I see your point on parenting, Bill. On Rosemary's behavior, Nasaw doesn't say anything, as far as I can remember, about violent outbursts.

Kevin Spinale
4 years 8 months ago
Regarding Rosemary, Nasaw quotes Rose Kennedy's memoirs: "'In the year or so following her [Rosemary's] return from England...disquieting symptoms began to develop. Not only was there retrogression in the mental skills she had worked so hard to attain, but her customary good nature gave way increasingly to tension and irritability. She was upset easily and unpredictable. Some of these upsets became tantrums, or rages, during which she broke things or hit out at people. Since she was quite strong, her blows were hard. Also there were convulsive episodes.'" (532) Nasaw goes on to speculate that the move from a convent in the English countryside to a residence school - St. Gertrude's - in DC exacerbated Rosemary's condition, or added this component of violent outburst and irritability. She did not wish to be locked up any more. Joseph Kennedy, as he had done with his sickly son, Jack, sought any medical experts that would provide him a solution - a cure for Rosemary's condition. The surgery that incapacitated her was intended to make her life better. Nasaw explains that Rosemary was seldom ever spoken of by her family after the surgery in1941. He also concludes his account of Rosemary's condition with the following, quite chilling, statement from Rose Kennedy's memoirs: "'Rosemary's...was the first of the tragedies that would befall us.'" (537)
Tim Reidy
4 years 8 months ago

Thanks.
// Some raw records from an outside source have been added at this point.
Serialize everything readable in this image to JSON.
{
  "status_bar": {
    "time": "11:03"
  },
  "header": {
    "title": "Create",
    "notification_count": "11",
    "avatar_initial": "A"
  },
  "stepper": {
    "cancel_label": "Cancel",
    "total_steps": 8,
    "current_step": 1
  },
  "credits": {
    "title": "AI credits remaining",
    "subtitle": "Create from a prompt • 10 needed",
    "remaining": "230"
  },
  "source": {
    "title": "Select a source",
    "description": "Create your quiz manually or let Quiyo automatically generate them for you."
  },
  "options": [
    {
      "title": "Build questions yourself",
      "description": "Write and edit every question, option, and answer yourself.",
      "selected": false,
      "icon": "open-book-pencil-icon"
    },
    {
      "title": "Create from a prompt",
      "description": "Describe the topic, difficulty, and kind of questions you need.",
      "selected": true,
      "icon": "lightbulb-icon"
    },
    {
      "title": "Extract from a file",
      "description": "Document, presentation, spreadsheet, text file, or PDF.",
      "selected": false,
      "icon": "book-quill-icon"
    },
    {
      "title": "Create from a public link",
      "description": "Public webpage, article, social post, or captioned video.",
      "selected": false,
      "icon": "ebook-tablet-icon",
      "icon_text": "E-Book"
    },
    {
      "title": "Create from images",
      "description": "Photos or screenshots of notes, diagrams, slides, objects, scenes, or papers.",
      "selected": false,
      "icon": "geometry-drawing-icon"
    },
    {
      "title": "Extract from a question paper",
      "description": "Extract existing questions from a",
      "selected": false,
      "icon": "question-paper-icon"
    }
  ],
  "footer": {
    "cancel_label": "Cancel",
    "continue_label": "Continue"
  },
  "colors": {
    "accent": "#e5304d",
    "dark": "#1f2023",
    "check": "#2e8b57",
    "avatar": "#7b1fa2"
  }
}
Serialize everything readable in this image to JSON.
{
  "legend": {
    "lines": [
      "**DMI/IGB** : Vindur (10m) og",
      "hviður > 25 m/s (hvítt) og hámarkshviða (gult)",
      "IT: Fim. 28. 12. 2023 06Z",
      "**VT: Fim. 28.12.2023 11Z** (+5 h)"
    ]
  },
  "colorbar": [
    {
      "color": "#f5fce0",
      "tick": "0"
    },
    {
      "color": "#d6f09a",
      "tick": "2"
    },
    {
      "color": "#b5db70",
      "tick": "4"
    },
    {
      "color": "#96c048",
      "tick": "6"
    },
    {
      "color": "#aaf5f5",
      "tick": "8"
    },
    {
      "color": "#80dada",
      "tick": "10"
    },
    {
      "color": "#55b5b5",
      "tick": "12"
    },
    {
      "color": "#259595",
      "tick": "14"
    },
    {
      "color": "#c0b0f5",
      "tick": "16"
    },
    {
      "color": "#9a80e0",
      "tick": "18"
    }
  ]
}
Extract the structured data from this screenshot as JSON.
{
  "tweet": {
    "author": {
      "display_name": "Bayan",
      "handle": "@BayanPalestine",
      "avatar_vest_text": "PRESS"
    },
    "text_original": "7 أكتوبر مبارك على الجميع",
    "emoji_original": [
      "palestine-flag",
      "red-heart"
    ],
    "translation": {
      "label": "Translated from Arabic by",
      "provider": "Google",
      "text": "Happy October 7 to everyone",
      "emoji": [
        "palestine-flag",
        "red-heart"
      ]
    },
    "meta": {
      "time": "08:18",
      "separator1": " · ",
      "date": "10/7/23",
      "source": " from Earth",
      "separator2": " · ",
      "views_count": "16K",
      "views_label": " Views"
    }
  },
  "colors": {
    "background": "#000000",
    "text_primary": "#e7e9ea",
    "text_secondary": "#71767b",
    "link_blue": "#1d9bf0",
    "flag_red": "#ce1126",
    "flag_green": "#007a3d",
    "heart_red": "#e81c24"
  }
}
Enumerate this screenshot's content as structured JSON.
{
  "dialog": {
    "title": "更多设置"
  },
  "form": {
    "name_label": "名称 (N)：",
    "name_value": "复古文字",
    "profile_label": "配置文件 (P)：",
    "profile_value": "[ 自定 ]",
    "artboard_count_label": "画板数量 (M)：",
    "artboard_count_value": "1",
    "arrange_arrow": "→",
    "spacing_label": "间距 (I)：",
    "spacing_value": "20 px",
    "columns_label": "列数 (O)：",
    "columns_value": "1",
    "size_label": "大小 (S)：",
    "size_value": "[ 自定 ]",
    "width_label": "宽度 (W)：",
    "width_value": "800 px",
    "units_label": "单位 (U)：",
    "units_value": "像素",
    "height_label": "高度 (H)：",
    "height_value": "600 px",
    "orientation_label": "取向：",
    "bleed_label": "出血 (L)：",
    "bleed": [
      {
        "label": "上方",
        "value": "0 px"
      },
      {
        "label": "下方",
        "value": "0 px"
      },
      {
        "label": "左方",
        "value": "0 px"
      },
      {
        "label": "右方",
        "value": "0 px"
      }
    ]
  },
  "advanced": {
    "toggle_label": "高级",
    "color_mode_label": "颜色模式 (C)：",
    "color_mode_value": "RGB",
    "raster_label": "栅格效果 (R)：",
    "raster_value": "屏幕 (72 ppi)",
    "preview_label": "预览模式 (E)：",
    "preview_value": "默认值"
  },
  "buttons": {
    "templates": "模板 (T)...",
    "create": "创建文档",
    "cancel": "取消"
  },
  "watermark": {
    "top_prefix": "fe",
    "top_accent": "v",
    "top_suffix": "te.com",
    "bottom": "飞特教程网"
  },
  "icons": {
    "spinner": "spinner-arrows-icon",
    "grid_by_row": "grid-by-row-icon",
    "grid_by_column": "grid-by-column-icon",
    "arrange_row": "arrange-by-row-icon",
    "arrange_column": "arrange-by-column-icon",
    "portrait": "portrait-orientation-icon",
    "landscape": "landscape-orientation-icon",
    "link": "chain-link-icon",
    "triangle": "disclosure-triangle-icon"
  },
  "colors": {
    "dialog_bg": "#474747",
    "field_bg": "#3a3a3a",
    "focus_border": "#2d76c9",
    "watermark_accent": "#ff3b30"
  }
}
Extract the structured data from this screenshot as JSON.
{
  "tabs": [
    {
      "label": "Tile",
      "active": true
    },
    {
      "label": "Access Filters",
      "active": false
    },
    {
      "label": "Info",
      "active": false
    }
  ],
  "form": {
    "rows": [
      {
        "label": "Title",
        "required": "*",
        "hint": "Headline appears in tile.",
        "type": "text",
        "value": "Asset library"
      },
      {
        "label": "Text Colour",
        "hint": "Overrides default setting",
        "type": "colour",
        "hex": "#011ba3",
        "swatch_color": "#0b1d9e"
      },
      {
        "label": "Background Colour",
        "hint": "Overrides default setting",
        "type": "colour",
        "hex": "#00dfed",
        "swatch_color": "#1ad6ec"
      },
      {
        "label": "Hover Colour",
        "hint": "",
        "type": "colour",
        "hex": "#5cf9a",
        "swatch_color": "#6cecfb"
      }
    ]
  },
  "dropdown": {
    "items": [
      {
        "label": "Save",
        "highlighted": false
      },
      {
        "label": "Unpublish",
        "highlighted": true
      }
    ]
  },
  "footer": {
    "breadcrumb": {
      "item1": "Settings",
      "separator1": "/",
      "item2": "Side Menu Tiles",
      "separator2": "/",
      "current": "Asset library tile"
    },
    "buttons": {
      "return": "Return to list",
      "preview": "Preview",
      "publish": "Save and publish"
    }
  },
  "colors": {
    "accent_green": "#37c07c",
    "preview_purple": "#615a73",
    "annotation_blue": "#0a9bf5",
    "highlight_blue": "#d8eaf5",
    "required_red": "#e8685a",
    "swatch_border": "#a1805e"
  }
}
Kevin, I think I am just about to reach this part of the book.

Kevin Spinale
4 years 8 months ago
Two points that go along with the discussion thus far: First, Prof. Nasaw includes the account of a fascinating interview of Joe Kennedy from the Boston Herald in 1948. The reporter, Bill Cunningham (a precursor, perhaps, of the famous NY Times style photographer - from Boston as well) asked Joe about his "aspirations for his children." (619) Nasaw records JPK declaring to Cunningham: "'In two words, it's Public Service.'" (ibid.) Nasaw includes the rest of JPK's response: "'Please don't misunderstand me as trying to imply that my children are any smarter or any more qualified than anyone else's children. But we chance to be in a position in which they can be spared the necessity of supporting themselves. Spared that, why shouldn't they better try to qualify to serve their country in some needed capacity, great or small, as they can prove themselves worthy?'" (619) Second, as far as JPK's disposition toward FDR and the rise of his own contemptuous (quite publicly contemptuous) nature, Nasaw offers the following thoughtful paragraph: "In the end, he [JPK] failed to understand what was required of him in a wartime emergency. Joseph P. Kennedy had battled all his life to become an insider, to get inside the Boston banking establishment, inside Hollywood, inside the Roosevelt circle of trusted advisers. But he had never been able to accept the reality that being an 'insider' meant sacrificing something to the team. His sense of his own wisdom and unique talents was so overblown that he truly believed he could stake out an independent position for himself and still remain a trusted and vital part of the Roosevelt team." (518) Indeed, such fiercely independent thinking was one of the things that got him a seat at the table in the first place. He could not turn off such self-regard and successful strong-willed-ness to be a member of any team. A patriarch does not yield to another patriarch unless he is defeated in battle or outwitted - as Jacob had outwitted Esau.